Improving the Biological Activity of Pyrrole-Imidazole Polyamides

• Main Author: Montgomery, David Church
• Format: Others
• Published: 2013
• Online Access: https://thesis.library.caltech.edu/7618/37/FULL%20THESIS-DCM.pdf; https://thesis.library.caltech.edu/7618/1/Cover-TOC.pdf; https://thesis.library.caltech.edu/7618/4/Chapter%201%20-%20Introduction.pdf; https://thesis.library.caltech.edu/7618/13/Chapter%202.pdf; https://thesis.library.caltech.edu/7618/19/Chapter%203.pdf; https://thesis.library.caltech.edu/7618/25/Chapter%204.pdf; https://thesis.library.caltech.edu/7618/31/Chapter%205.pdf; Montgomery, David Church (2013) Improving the Biological Activity of Pyrrole-Imidazole Polyamides. Dissertation (Ph.D.), California Institute of Technology. doi:10.7907/28SH-6Z27. https://resolver.caltech.edu/CaltechTHESIS:04182013-113509606 <https://resolver.caltech.edu/CaltechTHESIS:04182013-113509606>

DNA is nature’s blueprint, holding within it the genetic code that defines the structure and function of an organism. A complex network of DNA-binding proteins called transcription factors can largely control the flow of information from DNA, so modulating the function of transcription factors is a promising approach for treating many diseases.

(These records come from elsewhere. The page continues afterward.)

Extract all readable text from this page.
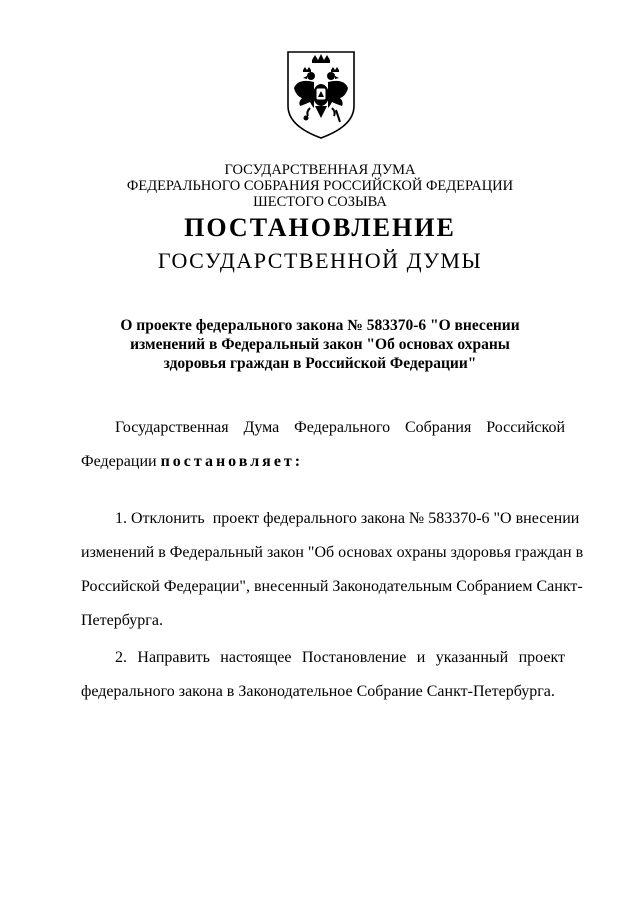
ГОСУДАРСТВЕННАЯ ДУМА
ФЕДЕРАЛЬНОГО СОБРАНИЯ РОССИЙСКОЙ ФЕДЕРАЦИИ
ШЕСТОГО СОЗЫВА
ПОСТАНОВЛЕНИЕ
ГОСУДАРСТВЕННОЙ ДУМЫ
О проекте федерального закона № 583370-6 "О внесении
изменений в Федеральный закон "Об основах охраны
здоровья граждан в Российской Федерации"
Государственная Дума Федерального Собрания Российской
Федерации постановляет:
1. Отклонить  проект федерального закона № 583370-6 "О внесении
изменений в Федеральный закон "Об основах охраны здоровья граждан в
Российской Федерации", внесенный Законодательным Собранием Санкт-
Петербурга.
2. Направить настоящее Постановление и указанный проект
федерального закона в Законодательное Собрание Санкт-Петербурга.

Pyrrole-imidazole (Py-Im) polyamides are a class of DNA-binding oligomers, which can be synthetically programmed to bind a target sequence of DNA. Due to their unique shape complementarity and a series of favorable hydrogen bonding interactions that occur upon DNA-binding, Py-Im polyamides can bind to the minor groove of DNA with affinities comparable to transcription factors. Previous studies have demonstrated that these cell-permeable small molecules can enter cell nuclei and disrupt the transcription factor-DNA interface, thereby repressing transcription. As the use of Py-Im polyamides has significant potential as a type of modular therapeutic platform, the need for polyamides with extremely favorable biological properties and high potency will be essential. Described herein, a variety of studies have been performed aimed at improving the biological activity of Py-Im polyamides. To improve the biological potency and cellular uptake of these compounds, we have developed a next-generation class of polyamides bearing aryl-turn moieties, a simple structural modification that allows significant improvements in cellular uptake. This strategy was also applied to a panel of high-affinity cyclic Py-Im polyamides, again demonstrating the remarkable effect minor structural changes can have on biological activity. The solubility properties of Py-Im polyamides and use of formulating reagents with their treatment have also been examined. Finally, we describe the study of Py-Im polyamides as a potential artificial transcription factor.